Wie weit darf die Macht des Staates reichen, damit Bürgerinnen und Bürger sich fürs Gemeinwohl engagieren? Sollten wir auf die Pflicht setzen? Oder auf Freiwilligkeit? Thea Dorn und Stefan Gosepath sind uneins: Während die Schriftstellerin eine Rückkehr zu republikanischen Tugenden fordert, steht der Philosoph einem staatlichen Zwang positiver gegenüber.
Svenja Flaßpöhler: Frau Dorn, Herr Gosepath, von Peter Sloterdijk stammt die Formulierung: „Der Staat streift seine Samthandschuhe ab.“ Er bezog sich damit auf die staatlichen Verordnungen während der Coronakrise. Was halten Sie von der Samthandschuh-Metapher?

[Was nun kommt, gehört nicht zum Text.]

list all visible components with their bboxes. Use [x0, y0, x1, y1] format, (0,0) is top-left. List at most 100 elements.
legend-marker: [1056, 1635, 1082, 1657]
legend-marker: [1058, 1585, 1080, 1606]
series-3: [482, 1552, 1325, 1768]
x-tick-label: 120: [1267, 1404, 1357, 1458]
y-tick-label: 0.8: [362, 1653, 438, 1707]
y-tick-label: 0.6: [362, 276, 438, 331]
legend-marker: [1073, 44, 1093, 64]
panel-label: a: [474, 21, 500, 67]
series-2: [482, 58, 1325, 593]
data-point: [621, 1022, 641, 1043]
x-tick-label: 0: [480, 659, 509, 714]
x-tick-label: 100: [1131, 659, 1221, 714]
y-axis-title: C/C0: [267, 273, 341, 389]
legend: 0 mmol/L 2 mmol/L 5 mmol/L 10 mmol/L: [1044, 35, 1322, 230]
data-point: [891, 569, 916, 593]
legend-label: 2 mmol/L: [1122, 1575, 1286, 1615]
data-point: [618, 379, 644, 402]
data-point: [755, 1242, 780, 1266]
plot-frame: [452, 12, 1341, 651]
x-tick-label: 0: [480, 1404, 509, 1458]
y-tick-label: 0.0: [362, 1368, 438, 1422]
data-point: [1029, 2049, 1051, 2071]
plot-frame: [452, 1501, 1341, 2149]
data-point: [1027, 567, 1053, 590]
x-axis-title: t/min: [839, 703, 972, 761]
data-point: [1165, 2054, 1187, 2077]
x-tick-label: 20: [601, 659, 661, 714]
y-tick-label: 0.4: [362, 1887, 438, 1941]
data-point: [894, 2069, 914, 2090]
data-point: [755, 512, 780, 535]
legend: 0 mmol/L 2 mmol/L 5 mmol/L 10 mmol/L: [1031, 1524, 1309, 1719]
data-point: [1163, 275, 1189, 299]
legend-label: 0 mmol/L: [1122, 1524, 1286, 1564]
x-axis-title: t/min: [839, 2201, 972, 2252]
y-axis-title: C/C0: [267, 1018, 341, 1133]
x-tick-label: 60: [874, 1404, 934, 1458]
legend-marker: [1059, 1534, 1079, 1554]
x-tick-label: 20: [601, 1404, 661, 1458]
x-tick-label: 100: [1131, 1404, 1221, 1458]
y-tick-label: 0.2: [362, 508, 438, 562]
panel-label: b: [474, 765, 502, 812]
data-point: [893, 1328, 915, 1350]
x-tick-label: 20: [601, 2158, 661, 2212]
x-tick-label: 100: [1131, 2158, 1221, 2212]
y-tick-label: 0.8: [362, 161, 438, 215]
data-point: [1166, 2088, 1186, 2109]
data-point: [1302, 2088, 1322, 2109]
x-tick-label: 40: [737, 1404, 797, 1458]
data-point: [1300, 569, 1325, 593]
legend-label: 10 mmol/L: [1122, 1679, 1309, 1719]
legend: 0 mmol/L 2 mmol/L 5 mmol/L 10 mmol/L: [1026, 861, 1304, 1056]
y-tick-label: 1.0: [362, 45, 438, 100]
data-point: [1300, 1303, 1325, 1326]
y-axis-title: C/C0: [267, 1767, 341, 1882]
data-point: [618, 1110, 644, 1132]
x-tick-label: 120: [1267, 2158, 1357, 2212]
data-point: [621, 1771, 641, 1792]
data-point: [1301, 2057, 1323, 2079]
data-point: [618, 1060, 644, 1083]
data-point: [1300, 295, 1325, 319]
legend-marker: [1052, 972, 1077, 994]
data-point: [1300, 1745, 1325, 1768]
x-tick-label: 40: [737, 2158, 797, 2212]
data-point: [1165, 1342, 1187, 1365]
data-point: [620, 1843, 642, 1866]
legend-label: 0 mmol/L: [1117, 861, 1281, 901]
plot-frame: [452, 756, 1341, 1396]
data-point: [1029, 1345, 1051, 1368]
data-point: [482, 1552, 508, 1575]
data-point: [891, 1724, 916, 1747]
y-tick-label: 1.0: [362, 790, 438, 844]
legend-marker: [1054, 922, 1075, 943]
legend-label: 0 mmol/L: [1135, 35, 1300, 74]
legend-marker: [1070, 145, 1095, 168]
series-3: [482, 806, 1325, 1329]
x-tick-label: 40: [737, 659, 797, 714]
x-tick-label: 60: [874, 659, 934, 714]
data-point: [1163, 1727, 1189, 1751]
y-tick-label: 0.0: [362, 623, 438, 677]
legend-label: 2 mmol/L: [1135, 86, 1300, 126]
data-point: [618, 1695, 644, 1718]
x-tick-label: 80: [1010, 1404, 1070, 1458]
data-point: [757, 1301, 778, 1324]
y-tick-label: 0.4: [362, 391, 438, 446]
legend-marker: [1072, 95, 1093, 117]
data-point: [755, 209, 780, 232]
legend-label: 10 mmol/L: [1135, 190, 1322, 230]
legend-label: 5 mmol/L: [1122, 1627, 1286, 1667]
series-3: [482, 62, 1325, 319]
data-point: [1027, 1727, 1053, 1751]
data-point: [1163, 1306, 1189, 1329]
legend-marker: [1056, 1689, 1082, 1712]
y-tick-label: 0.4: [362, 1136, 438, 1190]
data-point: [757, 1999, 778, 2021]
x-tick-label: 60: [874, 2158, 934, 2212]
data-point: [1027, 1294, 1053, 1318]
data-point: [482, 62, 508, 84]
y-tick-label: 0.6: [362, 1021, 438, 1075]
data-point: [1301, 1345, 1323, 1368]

Thea Dorn: Ich würd’s gerne erst einmal umdrehen: Die Vorstellung von einem Staat mit Samthandschuhen ist mit Blick auf die Philosophiegeschichte ja höchst merkwürdig. Denken Sie an den Leviathan bei Hobbes. Der hatte ganz bestimmt keine Samthandschuhe an. Samthandschuhe tragen Kellner in Edelrestaurants.